In April, the long shot Potters Corner, who was given odds of 18/1 to shock the favorite Tiger Roll, who was given odds of 5/1, won a televised tournament. Those who had bet on Potters Corner were pleasantly surprised by the outcome.
Obviously, virtual sports betting is now a thriving sector, and its popularity has risen in the aftermath of the current epidemic. One of the elements that contributed to its spectacular rise is this. This has helped to fill the void left by traditional sports betting, allowing firms to minimize any lost revenue. This is in addition to the fact that the worldwide value of esports has topped $1 billion, with a peak of $1.6 billion projected in 2023.
This rise will benefit Microgaming and other software providers, among others
This rapid expansion benefits not just the operators, but also the software developers who design new products.

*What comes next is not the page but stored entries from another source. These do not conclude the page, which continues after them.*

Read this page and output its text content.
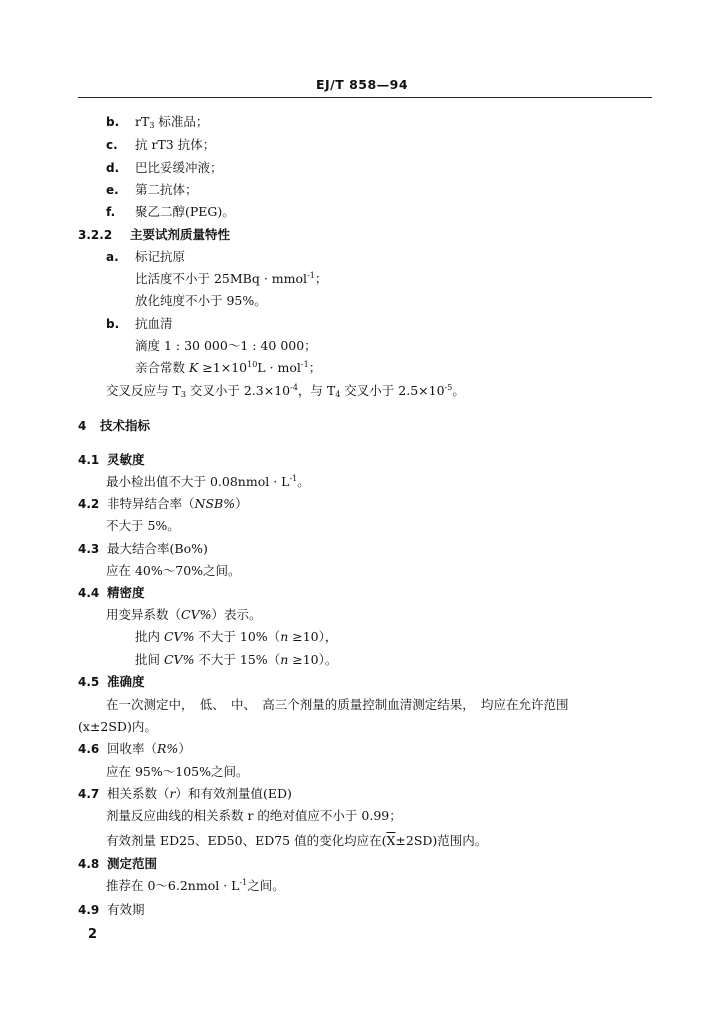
EJ/T 858—94
b. $rT_3$ 标准品；
c. 抗 rT3 抗体；
d. 巴比妥缓冲液；
e. 第二抗体；
f. 聚乙二醇(PEG)。
3.2.2 主要试剂质量特性
a. 标记抗原
比活度不小于 25MBq · mmol$^{-1}$；
放化纯度不小于 95%。
b. 抗血清
滴度 1 : 30 000～1 : 40 000；
亲合常数 $K \ge 1\times 10^{10}L \cdot mol^{-1}$；
交叉反应与 $T_3$ 交叉小于 $2.3\times 10^{-4}$，与 $T_4$ 交叉小于 $2.5\times 10^{-5}$。
4 技术指标
4.1 灵敏度
最小检出值不大于 0.08nmol · $L^{-1}$。
4.2 非特异结合率（NSB%）
不大于 5%。
4.3 最大结合率(Bo%)
应在 40%～70%之间。
4.4 精密度
用变异系数（CV%）表示。
批内 CV% 不大于 10%（n ≥10），
批间 CV% 不大于 15%（n ≥10）。
4.5 准确度
在一次测定中，　低、　中、　高三个剂量的质量控制血清测定结果，　均应在允许范围
(x±2SD)内。
4.6 回收率（R%）
应在 95%～105%之间。
4.7 相关系数（r）和有效剂量值(ED)
剂量反应曲线的相关系数 r 的绝对值应不小于 0.99；
有效剂量 ED25、ED50、ED75 值的变化均应在$(\overline{X}\pm 2SD)$范围内。
4.8 测定范围
推荐在 0～6.2nmol · $L^{-1}$之间。
4.9 有效期
2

This is especially true for software companies like Microgaming, which has a big games catalog with over 800 different titles. Suppliers of this size are also continuously wanting to extend their game offering, especially in a high-demand market where new demographics may be looking to gamble online. This is especially true in the United Kingdom, where the number of people seeking to gamble online has grown.

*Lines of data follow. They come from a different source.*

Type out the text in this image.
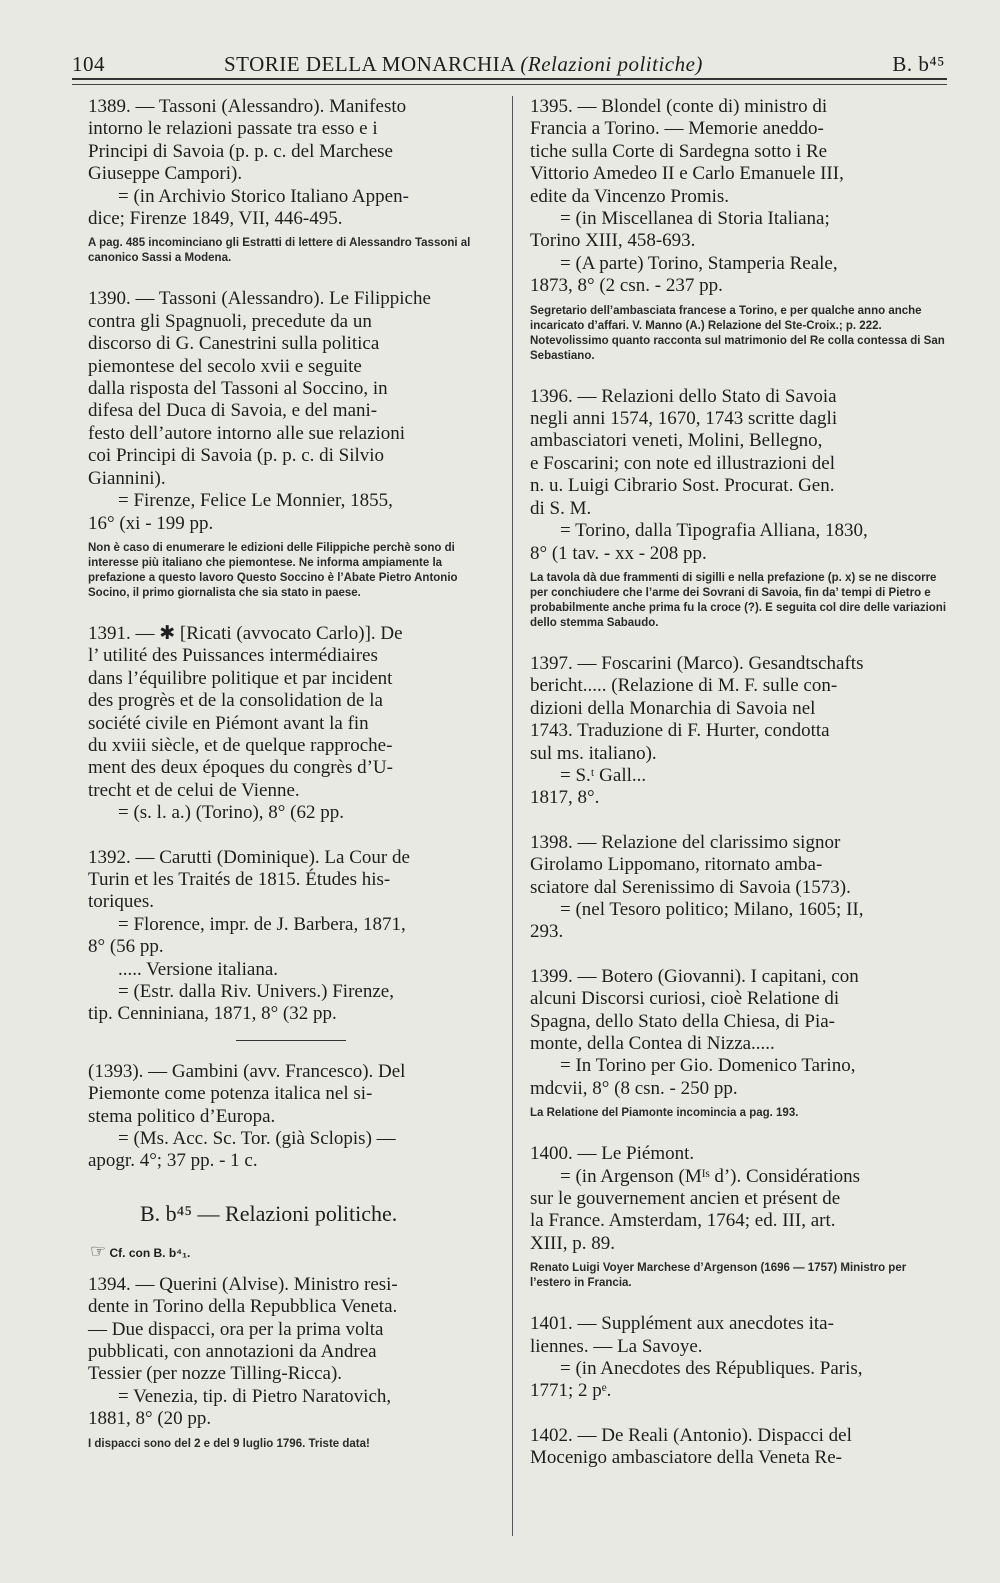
104	STORIE DELLA MONARCHIA (Relazioni politiche)	B. b⁴⁵
1389. — Tassoni (Alessandro). Manifesto
intorno le relazioni passate tra esso e i
Principi di Savoia (p. p. c. del Marchese
Giuseppe Campori).
= (in Archivio Storico Italiano Appen-
dice; Firenze 1849, VII, 446-495.
A pag. 485 incominciano gli Estratti di lettere di Alessandro Tassoni al canonico Sassi a Modena.
1390. — Tassoni (Alessandro). Le Filippiche
contra gli Spagnuoli, precedute da un
discorso di G. Canestrini sulla politica
piemontese del secolo xvii e seguite
dalla risposta del Tassoni al Soccino, in
difesa del Duca di Savoia, e del mani-
festo dell’autore intorno alle sue relazioni
coi Principi di Savoia (p. p. c. di Silvio
Giannini).
= Firenze, Felice Le Monnier, 1855,
16° (xi - 199 pp.
Non è caso di enumerare le edizioni delle Filippiche perchè sono di interesse più italiano che piemontese. Ne informa ampiamente la prefazione a questo lavoro Questo Soccino è l’Abate Pietro Antonio Socino, il primo giornalista che sia stato in paese.
1391. — ✱ [Ricati (avvocato Carlo)]. De
l’ utilité des Puissances intermédiaires
dans l’équilibre politique et par incident
des progrès et de la consolidation de la
société civile en Piémont avant la fin
du xviii siècle, et de quelque rapproche-
ment des deux époques du congrès d’U-
trecht et de celui de Vienne.
= (s. l. a.) (Torino), 8° (62 pp.
1392. — Carutti (Dominique). La Cour de
Turin et les Traités de 1815. Études his-
toriques.
= Florence, impr. de J. Barbera, 1871,
8° (56 pp.
..... Versione italiana.
= (Estr. dalla Riv. Univers.) Firenze,
tip. Cenniniana, 1871, 8° (32 pp.
(1393). — Gambini (avv. Francesco). Del
Piemonte come potenza italica nel si-
stema politico d’Europa.
= (Ms. Acc. Sc. Tor. (già Sclopis) —
apogr. 4°; 37 pp. - 1 c.
B. b⁴⁵ — Relazioni politiche.
☞ Cf. con B. b⁴₁.
1394. — Querini (Alvise). Ministro resi-
dente in Torino della Repubblica Veneta.
— Due dispacci, ora per la prima volta
pubblicati, con annotazioni da Andrea
Tessier (per nozze Tilling-Ricca).
= Venezia, tip. di Pietro Naratovich,
1881, 8° (20 pp.
I dispacci sono del 2 e del 9 luglio 1796. Triste data!
1395. — Blondel (conte di) ministro di
Francia a Torino. — Memorie aneddo-
tiche sulla Corte di Sardegna sotto i Re
Vittorio Amedeo II e Carlo Emanuele III,
edite da Vincenzo Promis.
= (in Miscellanea di Storia Italiana;
Torino XIII, 458-693.
= (A parte) Torino, Stamperia Reale,
1873, 8° (2 csn. - 237 pp.
Segretario dell’ambasciata francese a Torino, e per qualche anno anche incaricato d’affari. V. Manno (A.) Relazione del Ste-Croix.; p. 222. Notevolissimo quanto racconta sul matrimonio del Re colla contessa di San Sebastiano.
1396. — Relazioni dello Stato di Savoia
negli anni 1574, 1670, 1743 scritte dagli
ambasciatori veneti, Molini, Bellegno,
e Foscarini; con note ed illustrazioni del
n. u. Luigi Cibrario Sost. Procurat. Gen.
di S. M.
= Torino, dalla Tipografia Alliana, 1830,
8° (1 tav. - xx - 208 pp.
La tavola dà due frammenti di sigilli e nella prefazione (p. x) se ne discorre per conchiudere che l’arme dei Sovrani di Savoia, fin da’ tempi di Pietro e probabilmente anche prima fu la croce (?). E seguita col dire delle variazioni dello stemma Sabaudo.
1397. — Foscarini (Marco). Gesandtschafts
bericht..... (Relazione di M. F. sulle con-
dizioni della Monarchia di Savoia nel
1743. Traduzione di F. Hurter, condotta
sul ms. italiano).
= S.ᵗ Gall...
1817, 8°.
1398. — Relazione del clarissimo signor
Girolamo Lippomano, ritornato amba-
sciatore dal Serenissimo di Savoia (1573).
= (nel Tesoro politico; Milano, 1605; II,
293.
1399. — Botero (Giovanni). I capitani, con
alcuni Discorsi curiosi, cioè Relatione di
Spagna, dello Stato della Chiesa, di Pia-
monte, della Contea di Nizza.....
= In Torino per Gio. Domenico Tarino,
mdcvii, 8° (8 csn. - 250 pp.
La Relatione del Piamonte incomincia a pag. 193.
1400. — Le Piémont.
= (in Argenson (Mᴵˢ d’). Considérations
sur le gouvernement ancien et présent de
la France. Amsterdam, 1764; ed. III, art.
XIII, p. 89.
Renato Luigi Voyer Marchese d’Argenson (1696 — 1757) Ministro per l’estero in Francia.
1401. — Supplément aux anecdotes ita-
liennes. — La Savoye.
= (in Anecdotes des Républiques. Paris,
1771; 2 pᵉ.
1402. — De Reali (Antonio). Dispacci del
Mocenigo ambasciatore della Veneta Re-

These organizations are also working hard to collaborate in order to build fresh and distinctive games that will actively engage new gamers. This is to ensure that fresh players continue to play and wager even as lockdown measures are relaxed and the pandemic nears its end.
This is especially true in the niche of slot machines, which continue to account for an estimated two-thirds of gross gaming revenue (GGY) in the United Kingdom’s online gambling business. Indeed, Microgaming’s slot games are frequently regarded as the industry’s gold standard in this regard. Without a doubt, this has put them in a fantastic position within an industry that is dealing with the dual challenges of a governmental crackdown and a global epidemic.
As a result, it is critical to the allure of casinos and their ability to attract casual gamers; also, it has proven to be critical throughout the coronavirus pandemic.